I don’t have $1200 that I care to spend on a Life Coach, but I do love to plot novels, so I came up with an alternate idea and I like it so well that I’m going to recommend it to everyone.  I think we should all write ourselves—not Life Plans—but Life Plots.

I’ll start mine by summarizing my life story so far.  After all, what has already transpired has significance for what is still to come.  And I’ll be honest about it all, too—but brief.  This doesn’t need to be like one of those Russian novels with six hundred characters.

That done, I’ll get to the good part—the part of the story that hasn’t happened yet.  What will my protagonist (i.e., me) do next?  No cheating on this, either:  I won’t allow myself to write that I one day play the cello to a sell-out crowd in Carnegie Hall unless I also write my honest plan to take a lot of cello lessons and practice really, really hard first—both of which, frankly, I know in my heart  I’m not going to do.  But I could come up with a plausible story about how I learned to do some new thing.  Or I could mellow a little.  Not only—given my nature—would my mellowing constitute quite a plot-twist, but George Eliot already demonstrated with Silas Marner that having a character mellow is commercial, too.   I could also meet some interesting new people.  Of course, in order to meet new people, I’d have to get out more; so I’ll have to write that I start getting out more.  Whether the people I meet are interesting or not may depend upon where I get out to, so I’d better give that some consideration.

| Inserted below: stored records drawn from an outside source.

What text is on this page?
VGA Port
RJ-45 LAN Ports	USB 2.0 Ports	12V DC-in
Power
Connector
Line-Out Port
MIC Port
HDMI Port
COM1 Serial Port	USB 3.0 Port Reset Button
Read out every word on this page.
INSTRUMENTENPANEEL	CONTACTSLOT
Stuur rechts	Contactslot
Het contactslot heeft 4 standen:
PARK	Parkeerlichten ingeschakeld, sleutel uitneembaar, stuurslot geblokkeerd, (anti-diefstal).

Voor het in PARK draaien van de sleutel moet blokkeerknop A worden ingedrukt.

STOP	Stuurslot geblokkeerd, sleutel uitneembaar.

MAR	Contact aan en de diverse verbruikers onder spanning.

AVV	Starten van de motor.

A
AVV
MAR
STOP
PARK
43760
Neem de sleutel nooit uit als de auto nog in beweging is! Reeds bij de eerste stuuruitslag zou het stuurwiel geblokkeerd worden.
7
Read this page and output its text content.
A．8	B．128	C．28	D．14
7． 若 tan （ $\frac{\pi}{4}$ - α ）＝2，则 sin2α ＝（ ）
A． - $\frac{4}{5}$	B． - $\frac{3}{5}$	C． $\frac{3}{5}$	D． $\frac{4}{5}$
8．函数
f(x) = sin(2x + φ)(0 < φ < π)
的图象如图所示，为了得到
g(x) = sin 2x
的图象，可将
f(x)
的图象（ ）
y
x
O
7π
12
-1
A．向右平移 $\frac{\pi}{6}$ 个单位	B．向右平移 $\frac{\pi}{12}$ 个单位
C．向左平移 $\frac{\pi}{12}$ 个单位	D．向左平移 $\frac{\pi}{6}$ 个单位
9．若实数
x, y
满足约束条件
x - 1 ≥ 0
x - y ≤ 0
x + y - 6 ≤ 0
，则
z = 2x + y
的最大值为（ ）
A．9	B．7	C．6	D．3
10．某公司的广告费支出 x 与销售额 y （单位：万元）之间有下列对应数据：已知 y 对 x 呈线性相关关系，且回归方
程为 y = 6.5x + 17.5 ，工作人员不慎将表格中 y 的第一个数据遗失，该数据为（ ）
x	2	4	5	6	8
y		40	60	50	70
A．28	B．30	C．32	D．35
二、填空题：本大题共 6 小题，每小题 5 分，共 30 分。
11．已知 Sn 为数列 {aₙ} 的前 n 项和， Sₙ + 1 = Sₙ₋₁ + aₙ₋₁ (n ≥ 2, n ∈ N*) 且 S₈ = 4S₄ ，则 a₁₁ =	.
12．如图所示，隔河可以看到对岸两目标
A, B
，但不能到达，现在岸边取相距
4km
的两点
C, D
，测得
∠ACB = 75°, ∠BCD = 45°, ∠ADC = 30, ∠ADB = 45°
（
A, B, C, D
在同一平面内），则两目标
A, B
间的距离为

Also, maybe I should dress better.

I’ll write my life’s plot, and then I’ll live it—right down (I hope) to the scene where I die peacefully in my bed surrounded by my loved ones who are happy that I mellowed and got out more and dressed better, and also at least occasionally practiced playing the cello.  It’ll be great.  A literary masterpiece.

First, though, I’m going to spritz the room with perfume.  I can afford to.  I just saved myself $1200.